Contrast Review – PC/Steam
Unique stylized presentation, conceptually brilliant game design, and great music.
Very short game with lots of unanswered questions. No reason to replay after finishing.
If you’ve been waiting for that one memorable indie game of 2013; a game that oozes with style and presentation; a game that can whisk you away to a 1920’s version of Paris (or whatever dreamlike European city this is supposed to be) then look no further than Compulsion Games new puzzle-platformer, Contrast.
In Contrast you play as Dawn, the imaginary friend of young Didi, an imaginative and curious pre-teen whose mother is a buxom nightclub singer and father is a get-rich-quick con man looking for his next big score. Didi has no problems sneaking out at night to explore the city, which has gotten her mother in trouble with social services. The game is set in a fictional, almost gothic-like European city where streets will inexplicably crumble away into an bottomless chasm for no other reason than to create a puzzle to solve. Buildings exude a classic art deco architecture punctuated with Broadway style lighting creating a wholly unique film noir experience that, when combined with the exaggerated character designs could easily pass for a Tim Burton movie.
The first thing you’ll notice is that Dawn and Didi are the only physical beings in this universe. Everyone else in the game appears as shadows, which allows for some unique interactions and visually stunning moments of storytelling. Early on you’ll witness an argument between your mother and father as their shadows are cast, larger than life like a drive-in movie on the side of a building.
The core of Contrast is a series of puzzles that are entirely based on light and shadows. The main game is pure 3D but when Dawn is in a well-lit area she can snap to the wall and become a flat shadowy version of herself. This allows her to traverse a world within a world created from shadow and silhouette. Dawn and Didi can actually contribute to the creation of this other world by moving light sources and various objects in the physical world to change the size, shape, and position of the shadows being cast.
It’s an entirely original and quite stunning concept once you experience the first two or three puzzles and realize the potential. With its heavy emphasis on light and shadows I was often reminded of the 1998 PlayStation classic, Heart of Darkness, and in some of its more monochromatic moments, I even had flashbacks to Limbo. For the most part the puzzles are navigational, and the game throws in some cool moments where you have to quickly shift between shadow and reality to navigate dark patches, because without a light source Dawn will return to the physical world. There are some cool timing puzzles like jumping across the shadows of patio umbrellas before they snap shut or riding the rising shadow of a hotel elevator as it slides up the wall. One of the more challenging puzzles involves navigating the circling shadows of carousel horses as they rise and fall on the surrounding buildings.

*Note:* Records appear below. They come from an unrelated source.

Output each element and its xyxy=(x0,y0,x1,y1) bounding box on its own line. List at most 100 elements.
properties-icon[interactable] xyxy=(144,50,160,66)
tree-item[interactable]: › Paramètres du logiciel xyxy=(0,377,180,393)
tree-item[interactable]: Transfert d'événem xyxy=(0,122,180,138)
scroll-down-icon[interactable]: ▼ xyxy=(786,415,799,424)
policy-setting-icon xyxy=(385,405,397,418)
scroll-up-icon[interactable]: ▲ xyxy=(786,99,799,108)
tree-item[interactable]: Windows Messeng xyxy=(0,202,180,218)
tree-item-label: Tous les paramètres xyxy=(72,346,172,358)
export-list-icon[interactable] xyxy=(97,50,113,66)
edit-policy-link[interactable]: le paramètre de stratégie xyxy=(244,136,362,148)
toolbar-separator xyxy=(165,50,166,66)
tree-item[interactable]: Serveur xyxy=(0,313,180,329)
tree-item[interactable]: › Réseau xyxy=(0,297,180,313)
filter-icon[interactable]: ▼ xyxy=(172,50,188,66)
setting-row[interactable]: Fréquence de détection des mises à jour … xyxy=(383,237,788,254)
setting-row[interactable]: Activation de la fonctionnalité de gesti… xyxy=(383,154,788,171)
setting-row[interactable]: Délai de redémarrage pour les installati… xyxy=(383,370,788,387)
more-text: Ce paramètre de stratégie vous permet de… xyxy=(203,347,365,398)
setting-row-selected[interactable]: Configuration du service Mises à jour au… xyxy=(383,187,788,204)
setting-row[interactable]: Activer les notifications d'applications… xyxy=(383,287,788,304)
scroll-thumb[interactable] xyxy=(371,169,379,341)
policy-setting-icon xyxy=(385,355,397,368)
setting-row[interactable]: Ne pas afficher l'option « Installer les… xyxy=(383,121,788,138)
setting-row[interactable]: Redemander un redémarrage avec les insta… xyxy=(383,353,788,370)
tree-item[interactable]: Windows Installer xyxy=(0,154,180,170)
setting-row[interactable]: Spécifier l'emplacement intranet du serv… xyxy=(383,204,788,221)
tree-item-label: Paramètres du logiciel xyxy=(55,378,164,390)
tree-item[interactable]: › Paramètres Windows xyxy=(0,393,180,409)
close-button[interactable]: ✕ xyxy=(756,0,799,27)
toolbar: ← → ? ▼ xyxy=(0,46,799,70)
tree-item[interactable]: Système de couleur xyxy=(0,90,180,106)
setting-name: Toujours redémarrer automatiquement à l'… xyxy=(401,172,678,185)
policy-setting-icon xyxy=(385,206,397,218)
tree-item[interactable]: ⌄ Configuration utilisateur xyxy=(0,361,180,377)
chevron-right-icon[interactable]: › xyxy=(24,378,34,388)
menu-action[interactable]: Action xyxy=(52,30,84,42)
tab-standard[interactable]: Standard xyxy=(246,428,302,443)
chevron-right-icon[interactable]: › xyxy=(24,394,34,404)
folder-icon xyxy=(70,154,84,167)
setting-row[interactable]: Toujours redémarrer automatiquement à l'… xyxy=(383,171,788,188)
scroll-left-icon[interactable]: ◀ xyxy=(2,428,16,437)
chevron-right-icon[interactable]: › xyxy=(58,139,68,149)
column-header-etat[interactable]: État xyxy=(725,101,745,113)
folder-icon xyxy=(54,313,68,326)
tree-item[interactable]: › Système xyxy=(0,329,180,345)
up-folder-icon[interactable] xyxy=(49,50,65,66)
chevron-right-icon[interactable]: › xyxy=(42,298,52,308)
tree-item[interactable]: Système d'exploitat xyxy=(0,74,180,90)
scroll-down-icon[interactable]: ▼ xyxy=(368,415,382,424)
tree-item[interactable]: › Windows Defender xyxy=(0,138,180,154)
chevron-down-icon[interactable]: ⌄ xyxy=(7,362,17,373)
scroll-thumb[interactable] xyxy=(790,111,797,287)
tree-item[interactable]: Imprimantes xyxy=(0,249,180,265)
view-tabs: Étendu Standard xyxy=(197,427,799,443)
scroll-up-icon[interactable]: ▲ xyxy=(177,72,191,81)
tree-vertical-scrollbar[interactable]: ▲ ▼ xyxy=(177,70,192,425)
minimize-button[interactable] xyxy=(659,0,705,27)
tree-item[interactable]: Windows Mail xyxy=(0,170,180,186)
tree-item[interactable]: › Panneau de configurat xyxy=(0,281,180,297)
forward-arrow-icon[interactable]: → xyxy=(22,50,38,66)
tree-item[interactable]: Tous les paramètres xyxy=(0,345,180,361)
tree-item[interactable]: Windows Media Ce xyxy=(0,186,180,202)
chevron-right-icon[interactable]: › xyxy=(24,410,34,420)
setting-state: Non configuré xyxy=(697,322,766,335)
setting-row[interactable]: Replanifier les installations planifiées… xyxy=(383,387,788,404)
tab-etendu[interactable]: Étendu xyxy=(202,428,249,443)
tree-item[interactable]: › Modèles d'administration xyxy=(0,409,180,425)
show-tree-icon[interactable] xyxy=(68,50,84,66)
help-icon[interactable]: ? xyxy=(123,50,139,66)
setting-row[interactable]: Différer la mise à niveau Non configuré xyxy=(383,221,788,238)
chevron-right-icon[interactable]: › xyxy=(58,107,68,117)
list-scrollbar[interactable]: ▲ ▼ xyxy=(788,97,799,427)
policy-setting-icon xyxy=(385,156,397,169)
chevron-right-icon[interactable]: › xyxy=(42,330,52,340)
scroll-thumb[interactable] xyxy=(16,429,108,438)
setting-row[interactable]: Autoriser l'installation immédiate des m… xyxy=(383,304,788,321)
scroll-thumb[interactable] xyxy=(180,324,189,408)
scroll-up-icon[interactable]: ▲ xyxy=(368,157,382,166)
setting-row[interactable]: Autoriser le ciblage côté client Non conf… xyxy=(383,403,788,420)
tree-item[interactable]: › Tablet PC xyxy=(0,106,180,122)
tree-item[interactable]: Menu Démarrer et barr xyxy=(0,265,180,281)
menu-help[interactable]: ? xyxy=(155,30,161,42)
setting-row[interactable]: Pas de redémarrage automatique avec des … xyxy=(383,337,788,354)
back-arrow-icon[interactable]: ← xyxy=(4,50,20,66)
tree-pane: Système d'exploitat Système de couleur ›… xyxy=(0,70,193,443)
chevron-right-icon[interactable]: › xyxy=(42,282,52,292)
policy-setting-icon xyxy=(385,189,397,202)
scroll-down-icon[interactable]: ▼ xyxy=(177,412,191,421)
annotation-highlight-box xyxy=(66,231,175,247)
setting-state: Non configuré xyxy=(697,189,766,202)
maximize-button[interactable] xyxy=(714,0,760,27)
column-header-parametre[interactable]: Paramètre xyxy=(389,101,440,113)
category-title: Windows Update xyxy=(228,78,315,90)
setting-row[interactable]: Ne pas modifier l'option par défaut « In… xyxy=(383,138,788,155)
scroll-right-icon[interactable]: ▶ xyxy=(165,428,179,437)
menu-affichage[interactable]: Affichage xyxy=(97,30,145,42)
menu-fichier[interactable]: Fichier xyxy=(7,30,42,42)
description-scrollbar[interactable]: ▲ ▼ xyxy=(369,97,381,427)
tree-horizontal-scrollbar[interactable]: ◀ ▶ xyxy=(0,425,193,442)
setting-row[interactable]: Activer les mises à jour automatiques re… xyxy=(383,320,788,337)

The vaudevillian characters are few but surprisingly interesting with great voice acting and engaging animations, in a shadow-puppet kind of way. The dialogue is engaging and I love the various unanswered lines of conversation between Didi and Dawn, and everything those two overhear in their adventures. Being imaginary and a shadow provides for some great fly-on-the-wall moments, and you even get to star in your own shadow puppet storybook theater when you visit and try to repair a circus. I was extremely impressed with the music including a lounge singing act early in the game, and you can even get the soundtrack in MP3 format if you buy the collector’s edition on Steam.
Contrast is available on PC/Steam for $15 as well as the PlayStation 4, and is currently being offered for free for PlayStation Plus subscribers. I’ve played both versions, and while this is primarily a PC review I will say that the PS4 looks “almost” as good as the PC but suffers from some seriously annoying load times. It seemed that I was seeing this spinning piece of paper load indicator every 2-3 minutes on the console, whenever you entered a new area, whereas the PC was a nonstop uninterrupted adventure. There is also a Collector’s Edition for $20 that comes with the Original Soundtrack and a collection of artwork and a developer diary. The PC version is most definitely better when played with a controller, and if you don’t mind paying for it, the better experience technically speaking.

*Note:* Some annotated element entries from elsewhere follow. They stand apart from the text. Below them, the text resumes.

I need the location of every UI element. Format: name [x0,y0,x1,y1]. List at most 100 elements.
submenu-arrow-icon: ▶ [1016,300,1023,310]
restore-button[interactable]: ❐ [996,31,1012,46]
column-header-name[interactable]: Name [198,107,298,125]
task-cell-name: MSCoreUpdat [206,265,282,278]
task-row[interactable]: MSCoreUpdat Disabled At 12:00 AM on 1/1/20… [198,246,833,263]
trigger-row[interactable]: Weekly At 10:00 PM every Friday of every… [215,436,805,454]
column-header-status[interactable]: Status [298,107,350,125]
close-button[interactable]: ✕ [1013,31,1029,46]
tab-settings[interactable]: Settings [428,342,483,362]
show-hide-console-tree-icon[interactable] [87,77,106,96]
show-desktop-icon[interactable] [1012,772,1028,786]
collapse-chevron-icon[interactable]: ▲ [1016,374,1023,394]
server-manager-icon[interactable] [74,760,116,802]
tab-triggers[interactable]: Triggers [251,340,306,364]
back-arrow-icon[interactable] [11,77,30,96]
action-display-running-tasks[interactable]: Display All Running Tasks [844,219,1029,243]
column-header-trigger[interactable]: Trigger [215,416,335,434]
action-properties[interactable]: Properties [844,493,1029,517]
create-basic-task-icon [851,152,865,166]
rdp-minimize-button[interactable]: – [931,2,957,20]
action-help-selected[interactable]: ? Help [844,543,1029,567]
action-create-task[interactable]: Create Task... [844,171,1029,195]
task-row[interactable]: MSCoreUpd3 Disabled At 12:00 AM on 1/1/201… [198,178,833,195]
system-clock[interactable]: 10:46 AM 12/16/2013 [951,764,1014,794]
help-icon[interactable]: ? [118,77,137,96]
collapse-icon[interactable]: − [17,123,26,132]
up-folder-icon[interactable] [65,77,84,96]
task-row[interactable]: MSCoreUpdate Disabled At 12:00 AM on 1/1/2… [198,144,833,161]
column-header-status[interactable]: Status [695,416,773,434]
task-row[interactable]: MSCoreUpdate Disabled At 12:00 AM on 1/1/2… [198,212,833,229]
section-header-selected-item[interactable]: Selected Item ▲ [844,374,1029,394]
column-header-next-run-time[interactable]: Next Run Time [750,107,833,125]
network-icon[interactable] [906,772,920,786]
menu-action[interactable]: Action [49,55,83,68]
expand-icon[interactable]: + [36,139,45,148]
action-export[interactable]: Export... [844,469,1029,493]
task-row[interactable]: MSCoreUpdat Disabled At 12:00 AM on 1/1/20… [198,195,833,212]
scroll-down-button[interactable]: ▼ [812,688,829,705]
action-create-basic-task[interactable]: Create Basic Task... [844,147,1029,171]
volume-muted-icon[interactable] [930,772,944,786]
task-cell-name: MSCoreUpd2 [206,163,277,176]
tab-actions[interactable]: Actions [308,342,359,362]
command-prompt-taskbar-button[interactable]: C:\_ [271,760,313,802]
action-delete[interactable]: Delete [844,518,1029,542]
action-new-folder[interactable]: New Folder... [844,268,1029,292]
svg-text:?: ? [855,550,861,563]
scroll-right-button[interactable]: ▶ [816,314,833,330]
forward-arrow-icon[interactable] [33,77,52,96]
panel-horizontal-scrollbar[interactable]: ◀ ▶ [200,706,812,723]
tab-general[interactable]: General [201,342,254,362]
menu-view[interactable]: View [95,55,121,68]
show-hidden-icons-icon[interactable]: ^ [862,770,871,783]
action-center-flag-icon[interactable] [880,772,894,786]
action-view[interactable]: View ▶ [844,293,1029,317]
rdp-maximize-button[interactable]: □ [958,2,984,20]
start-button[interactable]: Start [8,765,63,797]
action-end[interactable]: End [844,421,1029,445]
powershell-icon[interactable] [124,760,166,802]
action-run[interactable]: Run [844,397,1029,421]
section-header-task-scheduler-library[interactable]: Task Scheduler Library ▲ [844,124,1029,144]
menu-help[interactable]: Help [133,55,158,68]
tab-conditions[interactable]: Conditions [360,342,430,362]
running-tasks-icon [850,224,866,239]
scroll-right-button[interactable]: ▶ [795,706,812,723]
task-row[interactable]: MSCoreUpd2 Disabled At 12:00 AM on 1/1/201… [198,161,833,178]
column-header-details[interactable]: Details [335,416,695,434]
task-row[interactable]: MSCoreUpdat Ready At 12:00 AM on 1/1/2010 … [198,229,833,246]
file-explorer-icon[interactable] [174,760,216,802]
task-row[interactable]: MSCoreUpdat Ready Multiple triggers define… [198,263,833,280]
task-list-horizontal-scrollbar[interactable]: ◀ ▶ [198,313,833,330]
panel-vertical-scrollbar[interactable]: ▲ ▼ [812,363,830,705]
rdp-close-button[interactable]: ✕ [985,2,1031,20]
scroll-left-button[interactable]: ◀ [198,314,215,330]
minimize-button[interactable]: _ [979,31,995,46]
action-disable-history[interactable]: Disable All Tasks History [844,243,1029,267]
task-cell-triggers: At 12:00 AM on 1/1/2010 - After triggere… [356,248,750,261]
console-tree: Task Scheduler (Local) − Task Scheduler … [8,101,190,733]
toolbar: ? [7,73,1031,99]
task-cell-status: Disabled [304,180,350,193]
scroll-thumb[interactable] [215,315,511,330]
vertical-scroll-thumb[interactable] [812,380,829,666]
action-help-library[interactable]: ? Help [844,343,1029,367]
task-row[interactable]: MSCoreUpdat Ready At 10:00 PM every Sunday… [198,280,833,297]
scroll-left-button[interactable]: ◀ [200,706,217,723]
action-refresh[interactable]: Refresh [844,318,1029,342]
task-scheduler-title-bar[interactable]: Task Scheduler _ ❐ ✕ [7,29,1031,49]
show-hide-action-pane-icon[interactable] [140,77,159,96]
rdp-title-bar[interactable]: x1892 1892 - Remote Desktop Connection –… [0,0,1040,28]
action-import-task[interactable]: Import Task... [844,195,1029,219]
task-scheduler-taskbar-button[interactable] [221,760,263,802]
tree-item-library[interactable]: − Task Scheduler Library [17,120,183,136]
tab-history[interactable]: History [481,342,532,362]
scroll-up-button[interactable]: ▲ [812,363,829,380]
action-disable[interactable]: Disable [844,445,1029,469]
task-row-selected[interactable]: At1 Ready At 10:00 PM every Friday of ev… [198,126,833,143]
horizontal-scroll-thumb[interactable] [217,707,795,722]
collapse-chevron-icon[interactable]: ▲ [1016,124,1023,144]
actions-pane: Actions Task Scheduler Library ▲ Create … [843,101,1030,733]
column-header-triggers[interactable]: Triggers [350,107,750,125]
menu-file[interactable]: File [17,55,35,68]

I was totally captivated and completely hooked after just the first 30 minutes of playing Contrast. I hadn’t been following the game’s development, so it was a complete and shocking surprise just how original and entertaining Contrast is from start to finish. I was a bit disappointed that the game does end so abruptly and so quickly. It’s only a 3-4 hour experience and leaves you with so many unanswered questions, but it is still an experience that is more about the journey than the destination, and one that everyone should share, and if you have a PS4 it’s free, so you have no excuse.